Most people involved with condominium associations understand that sometimes it is necessary to undertake repairs and maintenance of the common elements which might displace residents. For some reason, there have been a few recent instances where residents have challenged the right of an association to force the owners to vacate their units for this purpose. These cases have been complicated by the fact that very few condominium declarations and bylaws have provisions expressly authorizing the Board to force residents to vacate their apartments.

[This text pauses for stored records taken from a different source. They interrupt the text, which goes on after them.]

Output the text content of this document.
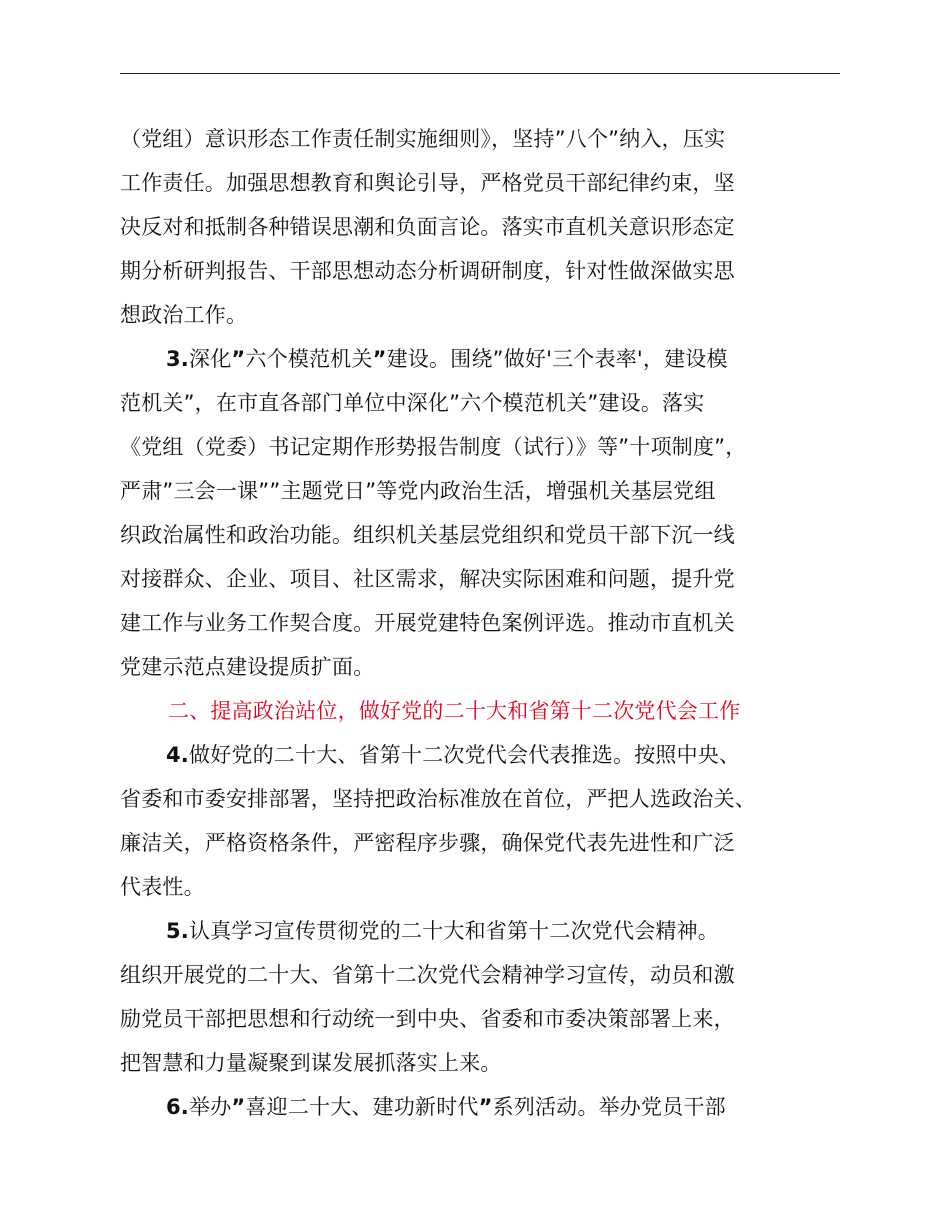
（党组）意识形态工作责任制实施细则》，坚持”八个”纳入，压实
工作责任。加强思想教育和舆论引导，严格党员干部纪律约束，坚
决反对和抵制各种错误思潮和负面言论。落实市直机关意识形态定
期分析研判报告、干部思想动态分析调研制度，针对性做深做实思
想政治工作。
3.深化”六个模范机关”建设。围绕”做好'三个表率'，建设模
范机关”，在市直各部门单位中深化”六个模范机关”建设。落实
《党组（党委）书记定期作形势报告制度（试行）》等”十项制度”，
严肃”三会一课””主题党日”等党内政治生活，增强机关基层党组
织政治属性和政治功能。组织机关基层党组织和党员干部下沉一线
对接群众、企业、项目、社区需求，解决实际困难和问题，提升党
建工作与业务工作契合度。开展党建特色案例评选。推动市直机关
党建示范点建设提质扩面。
二、提高政治站位，做好党的二十大和省第十二次党代会工作
4.做好党的二十大、省第十二次党代会代表推选。按照中央、
省委和市委安排部署，坚持把政治标准放在首位，严把人选政治关、
廉洁关，严格资格条件，严密程序步骤，确保党代表先进性和广泛
代表性。
5.认真学习宣传贯彻党的二十大和省第十二次党代会精神。
组织开展党的二十大、省第十二次党代会精神学习宣传，动员和激
励党员干部把思想和行动统一到中央、省委和市委决策部署上来，
把智慧和力量凝聚到谋发展抓落实上来。
6.举办”喜迎二十大、建功新时代”系列活动。举办党员干部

The Hawaii Supreme Court in Association Of Apartment Owners Of Ahuimanu Gardens v. Flint, just issued a decision that confirms the right of a condominium association to require owners to vacate the unit for termite fumigation of the common elements. John A. Morris of our office wrote the brief on behalf of the association. The Hawaii Supreme Court said:

Despite its lack of express authority in the Bylaws, the Board’s broad authority to do all things necessary for the operation of the Association includes the authority to require Flint to temporarily vacate her unit so that termite infestation in the common elements may be treated by tent fumigation of the building in which she owns and occupies a unit.

Unfortunately, the The Hawaii Supreme Court decision is unpublished, which means it cannot be cited in other cases [Haw. Rules of App. Proc. 35(c)]. Even if it cannot be cited in other proceedings, the decision does provide some information about how the Court would rule in similar situations.